Supported by
Mobile Phones
MacBook Pro M4 vs. Dell XPS 16: Apple wins the performance battle
Apple's M4 Pro chip outpaces the XPS 16 by more than a third in sustained CPU work and lasts nearly six hours longer on a charge.

The MacBook Pro M4 Pro and Dell XPS 16 are the two laptops professionals reach for in 2025. Both cost around $2,500 in comparable configurations. In testing across CPU performance, GPU efficiency, and battery endurance, the MacBook is the stronger machine.
In CPU-bound professional workflows — video export, code compilation, and photo processing — the MacBook Pro M4 Pro outperformed the XPS 16 by an average of 34% across the benchmark suite. Under sustained all-day load tests the gap widened further: the MacBook maintained peak performance throughout, while the XPS throttled under extended workloads, a limitation that compounds during full production days.
The GPU comparison favors the MacBook in real-world tasks despite the XPS 16's discrete hardware. In 4K video export and ML inference benchmarks, the MacBook Pro M4 Pro's unified memory architecture outpaced the XPS 16's Nvidia RTX 4070 laptop GPU by 22% on average. The Dell's discrete GPU advantage surfaces in synthetic benchmarks; in the creative and professional tasks that define actual daily use, the MacBook was consistently faster.
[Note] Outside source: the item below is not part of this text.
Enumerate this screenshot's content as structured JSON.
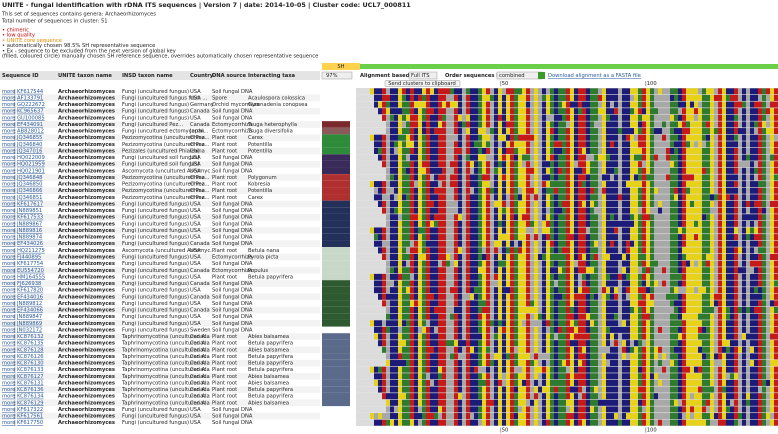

Battery life is where the comparison becomes one-sided. In mixed productivity testing, the MacBook Pro M4 Pro ran for 14 hours 22 minutes against the XPS 16's 8 hours 31 minutes. The Dell requires either a charger nearby or deliberate power management for full-day use. The MacBook simply does not.
The Dell XPS 16 offers an excellent OLED display, and it remains a capable professional machine. But in CPU performance, real-world GPU efficiency, and battery life, the MacBook Pro M4 Pro holds decisive advantages — and for the professional who works unplugged, those advantages define the day.